RaleighForward held our second event on Saturday, August 19th at John Chavis Memorial Park. Author Ben Stevens joined to talk through basic development finance for planners, urbanists and housing advocates.

Ben Stevens provided a truly engaging discussion about how the constraints of development finance often complicate balancing fiscal realities with comprehensive planning priorities, aesthetic considerations and demands for affordable housing.  Ben also offered ideas for how to tip this complicated balancing act in favor of housing affordability.  Here are some other key takeaways from the program:

  1. There is significant personal financial risk for developers because lenders often require personal guarantees as a condition of financing a development.
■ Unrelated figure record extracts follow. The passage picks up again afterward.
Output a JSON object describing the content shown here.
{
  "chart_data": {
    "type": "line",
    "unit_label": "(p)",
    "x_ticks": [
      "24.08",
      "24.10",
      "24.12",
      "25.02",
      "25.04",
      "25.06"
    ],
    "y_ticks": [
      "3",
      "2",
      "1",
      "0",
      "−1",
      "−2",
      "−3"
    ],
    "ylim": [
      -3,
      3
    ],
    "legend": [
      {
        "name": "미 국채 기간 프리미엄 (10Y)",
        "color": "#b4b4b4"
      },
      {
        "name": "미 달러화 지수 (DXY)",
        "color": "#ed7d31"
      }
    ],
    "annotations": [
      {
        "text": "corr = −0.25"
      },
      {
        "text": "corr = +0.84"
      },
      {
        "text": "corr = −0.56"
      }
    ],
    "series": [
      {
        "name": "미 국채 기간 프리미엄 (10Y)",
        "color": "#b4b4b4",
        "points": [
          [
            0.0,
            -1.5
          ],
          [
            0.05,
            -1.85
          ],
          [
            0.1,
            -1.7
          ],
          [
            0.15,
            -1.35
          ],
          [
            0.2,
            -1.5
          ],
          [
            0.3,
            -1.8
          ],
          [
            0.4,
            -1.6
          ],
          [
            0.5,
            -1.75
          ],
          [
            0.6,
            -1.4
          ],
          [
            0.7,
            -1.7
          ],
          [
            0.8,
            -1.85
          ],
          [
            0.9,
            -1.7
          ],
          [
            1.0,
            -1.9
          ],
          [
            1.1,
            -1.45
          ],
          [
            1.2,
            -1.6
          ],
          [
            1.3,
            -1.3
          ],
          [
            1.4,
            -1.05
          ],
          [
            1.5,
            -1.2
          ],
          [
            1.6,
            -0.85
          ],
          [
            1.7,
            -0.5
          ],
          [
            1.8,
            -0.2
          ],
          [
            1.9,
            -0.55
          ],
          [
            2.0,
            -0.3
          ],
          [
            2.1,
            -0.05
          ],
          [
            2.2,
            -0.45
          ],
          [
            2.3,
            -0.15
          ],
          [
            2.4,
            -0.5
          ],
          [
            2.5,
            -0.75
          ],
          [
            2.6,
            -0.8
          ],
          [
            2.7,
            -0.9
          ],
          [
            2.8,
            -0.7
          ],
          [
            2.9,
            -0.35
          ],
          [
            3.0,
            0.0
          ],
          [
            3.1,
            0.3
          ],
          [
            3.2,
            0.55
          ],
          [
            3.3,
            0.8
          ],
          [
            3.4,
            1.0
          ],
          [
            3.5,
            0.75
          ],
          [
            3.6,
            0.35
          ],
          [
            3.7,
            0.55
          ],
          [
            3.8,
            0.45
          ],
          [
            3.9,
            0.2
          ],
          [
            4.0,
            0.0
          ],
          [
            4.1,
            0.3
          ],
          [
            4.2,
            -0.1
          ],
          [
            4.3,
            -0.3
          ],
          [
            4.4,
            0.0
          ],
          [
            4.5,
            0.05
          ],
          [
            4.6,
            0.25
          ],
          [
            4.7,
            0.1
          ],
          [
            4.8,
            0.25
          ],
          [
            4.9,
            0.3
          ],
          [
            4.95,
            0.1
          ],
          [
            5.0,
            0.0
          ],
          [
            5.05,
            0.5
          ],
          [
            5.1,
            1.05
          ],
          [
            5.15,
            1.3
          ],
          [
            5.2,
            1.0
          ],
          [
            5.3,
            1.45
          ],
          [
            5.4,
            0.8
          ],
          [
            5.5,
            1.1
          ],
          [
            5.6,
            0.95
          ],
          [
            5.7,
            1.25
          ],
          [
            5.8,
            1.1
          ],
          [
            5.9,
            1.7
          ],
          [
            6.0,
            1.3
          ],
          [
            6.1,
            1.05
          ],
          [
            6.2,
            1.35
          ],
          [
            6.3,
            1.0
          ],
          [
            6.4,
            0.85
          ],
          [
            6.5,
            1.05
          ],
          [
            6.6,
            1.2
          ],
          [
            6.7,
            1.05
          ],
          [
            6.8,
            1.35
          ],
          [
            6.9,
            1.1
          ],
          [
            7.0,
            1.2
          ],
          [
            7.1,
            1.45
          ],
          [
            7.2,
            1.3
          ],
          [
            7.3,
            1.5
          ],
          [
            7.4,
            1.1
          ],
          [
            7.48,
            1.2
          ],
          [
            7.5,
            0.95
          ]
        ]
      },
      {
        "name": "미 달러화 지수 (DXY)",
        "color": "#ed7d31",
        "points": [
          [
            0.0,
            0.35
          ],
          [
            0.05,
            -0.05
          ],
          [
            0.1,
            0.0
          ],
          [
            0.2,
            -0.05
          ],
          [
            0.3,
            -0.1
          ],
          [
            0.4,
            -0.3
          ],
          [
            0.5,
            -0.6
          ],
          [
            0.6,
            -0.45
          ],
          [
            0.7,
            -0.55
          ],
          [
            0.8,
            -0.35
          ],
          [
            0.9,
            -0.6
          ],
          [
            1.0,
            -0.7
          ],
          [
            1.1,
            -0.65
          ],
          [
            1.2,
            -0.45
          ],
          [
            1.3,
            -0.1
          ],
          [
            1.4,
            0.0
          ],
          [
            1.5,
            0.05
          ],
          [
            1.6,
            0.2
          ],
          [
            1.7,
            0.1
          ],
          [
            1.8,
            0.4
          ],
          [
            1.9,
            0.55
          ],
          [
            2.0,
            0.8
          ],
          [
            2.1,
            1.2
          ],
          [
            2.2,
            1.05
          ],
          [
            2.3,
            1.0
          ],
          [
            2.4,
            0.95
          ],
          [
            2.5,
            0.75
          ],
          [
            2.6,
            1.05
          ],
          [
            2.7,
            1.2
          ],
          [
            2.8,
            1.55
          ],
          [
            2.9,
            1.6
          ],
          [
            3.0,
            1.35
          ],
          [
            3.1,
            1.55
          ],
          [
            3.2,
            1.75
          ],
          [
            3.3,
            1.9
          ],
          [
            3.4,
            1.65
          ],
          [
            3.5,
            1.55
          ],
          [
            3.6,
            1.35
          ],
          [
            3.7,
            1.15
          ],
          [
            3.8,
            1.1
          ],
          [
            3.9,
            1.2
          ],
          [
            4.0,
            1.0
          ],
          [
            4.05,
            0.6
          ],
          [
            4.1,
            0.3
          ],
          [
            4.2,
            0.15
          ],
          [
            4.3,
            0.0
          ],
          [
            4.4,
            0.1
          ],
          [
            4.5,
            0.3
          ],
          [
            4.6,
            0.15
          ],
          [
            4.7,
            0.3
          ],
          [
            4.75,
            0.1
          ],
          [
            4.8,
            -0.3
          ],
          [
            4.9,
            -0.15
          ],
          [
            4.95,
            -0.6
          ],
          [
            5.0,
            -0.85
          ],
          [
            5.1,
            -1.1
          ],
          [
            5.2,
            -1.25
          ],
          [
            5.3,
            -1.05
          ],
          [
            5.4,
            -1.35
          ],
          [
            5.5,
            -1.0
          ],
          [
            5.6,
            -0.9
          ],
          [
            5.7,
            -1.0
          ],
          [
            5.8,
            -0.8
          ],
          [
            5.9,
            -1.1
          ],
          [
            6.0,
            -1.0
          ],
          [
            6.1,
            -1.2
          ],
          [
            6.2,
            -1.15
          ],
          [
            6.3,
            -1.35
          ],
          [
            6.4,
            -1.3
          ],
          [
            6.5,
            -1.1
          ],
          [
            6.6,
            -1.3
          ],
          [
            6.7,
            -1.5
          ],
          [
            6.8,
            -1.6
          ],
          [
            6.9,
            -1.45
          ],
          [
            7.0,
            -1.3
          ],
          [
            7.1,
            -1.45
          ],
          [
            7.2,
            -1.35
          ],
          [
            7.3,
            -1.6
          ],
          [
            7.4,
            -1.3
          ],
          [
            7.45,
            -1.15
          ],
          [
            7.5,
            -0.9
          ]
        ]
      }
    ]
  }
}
As a result, developers are resistant to committing to community demands that add to the financial risk of a project.

  2. Local governments add to the risk profile of development proposals due to the uncertainty caused by the entitlement process.  The longer the review process takes, the higher the risk because of shifting market conditions, interest rate changes and owners deciding not to sell the property. 

  3. Using objective entitlement criteria reduces the uncertainty by making the review process more predictable.  This can reduce developer risk, while increasing the likelihood that the community gets more of what it desires.

  4. Before a developer can consider including specific community demands, it must be sure the project will generate income exceeding the final development costs.

  5. Ben provided a series of examples illustrating how variables like interest rates, permitting costs, parking mandates, affordable housing mandates and height reductions can have a catastrophic impact on the financial feasibility of proposed developments.

  6. Regarding affordable housing, instead of haphazard mandates, Ben suggested that communities consider setting aside a specific percentage of real estate tax revenue generated by all new development and use it to fund affordable housing initiatives.